O Espírito da Verdade


Este ensinamento de Jesus “se me amais guardareis os meus mandamentos” é uma condição para se receber o Espírito Santo e para que Ele permaneça sempre com seus seguidores (Jo 14,15-17).. Este Espírito é o Espírito da Verdade, consubstancial e coeterno ao Pai e ao Filho. É deste Espírito que fala São Paulo: “O amor de Deus foi difundido em nossos corações pelo Espírito Santo que nos foi dado”. 

Portanto não basta proclamar que se ama Cristo, mas é preciso não negá-lo pelas obras, afim de estar em condições para que a Terceira Pessoa da Santíssima Trindade venha e opere suas maravilhas na alma de quem, realmente, ama o Mestre divino. 

Esta dileção é fruto do bom emprego da liberdade individual, uma vez que Cristo não a impõe, mas a propõe. A preparação para a festa de Pentecostes, este ano celebrada dia 8 de junho, supõe um exame de vida para uma verificação se ela está plenamente de acordo com os mandamentos do Senhor. Espírito da Verdade, o Espírito Santo prometido por Cristo, é um sopro, “pneuma” Não se vê, mas pode transformar a realidade humana. Não pode ser visto, mas não se sabe de onde vem, nem para onde vai (Jo 3,8). 

Ele passará, mas não se pode fotografá-lo, nem O aprisionar. Ficará, porém, com aqueles que são capazes de amar o Redentor da humanidade, agindo então com poder no interior de cada um e iluminando toda uma existência. Como frisou Jesus, Ele é o Espírito da Verdade (Jo 14,17), mas verdade não sentido filosófico de uma adequação entre uma palavra, uma definição e a realidade, mas no sentido bíblico. Este é um bem mais existencial. A palavra hebraica “emeth” significa mais fidelidade do que verdade conceitual. Desta fidelidade resulta o afastamento de todos os falsos apoios ou enganosas seguranças que o mundo oferece. Oferece total solidez à vida do cristão. O Espírito Santo que Jesus roga ao Pai pelos seus epígonos não é um professor de teologia, mas uma corrente de amor infinito que remete cada um à aliança perene com o Criador. Ele é o Paráclito, o Defensor e, assim, quando o mundo ridiculariza a fé e a esperança daquele que crê, este Espírito da Verdade não deixa ninguém esmorecer na caminhada para as realidades celestes.

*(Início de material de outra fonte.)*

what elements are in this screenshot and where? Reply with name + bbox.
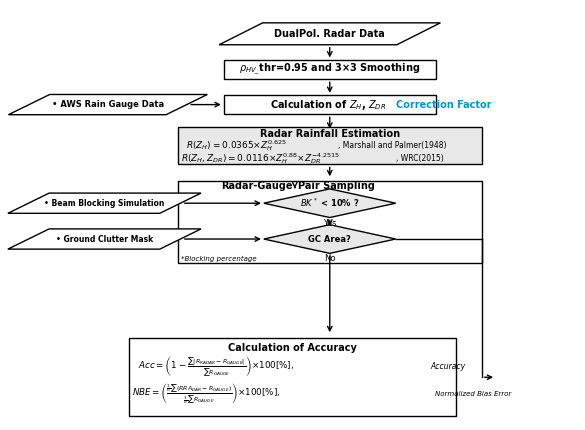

 Por isto, Ele que permanece silencioso dentro do autêntico discípulo de Cristo, o faz crescer, avançar, progredir sempre no amor. O mundo de hoje é um mundo que conhece um notável progresso científico e tecnológico o qual deseja, astuciosamente, se mostrar como uma espécie de messianismo, que anuncia salvação, felicidade. Promessas falsas e vãs e daí a angústia existencial que reina no contexto atual para aqueles que se deixam iludir pelas conquistas terrenas. O Espírito Santo que Jesus roga ao Pai para quem lhe é fiel é que demonstra ser o homem feito para além desta terra, além de si mesmo. Jean Jacques Rousseau, filósofo, teórico político, escritor suíço, com razão afirmou que o ser racional se distingue dos outros animais, não pela sua perfeição, mas pela sua perfectibilidade. Blaise Pascal, físico, matemático, filósofo e teólogo francês foi ainda mais preciso ao afirmar que “o homem ultrapassa infinitamente o homem”.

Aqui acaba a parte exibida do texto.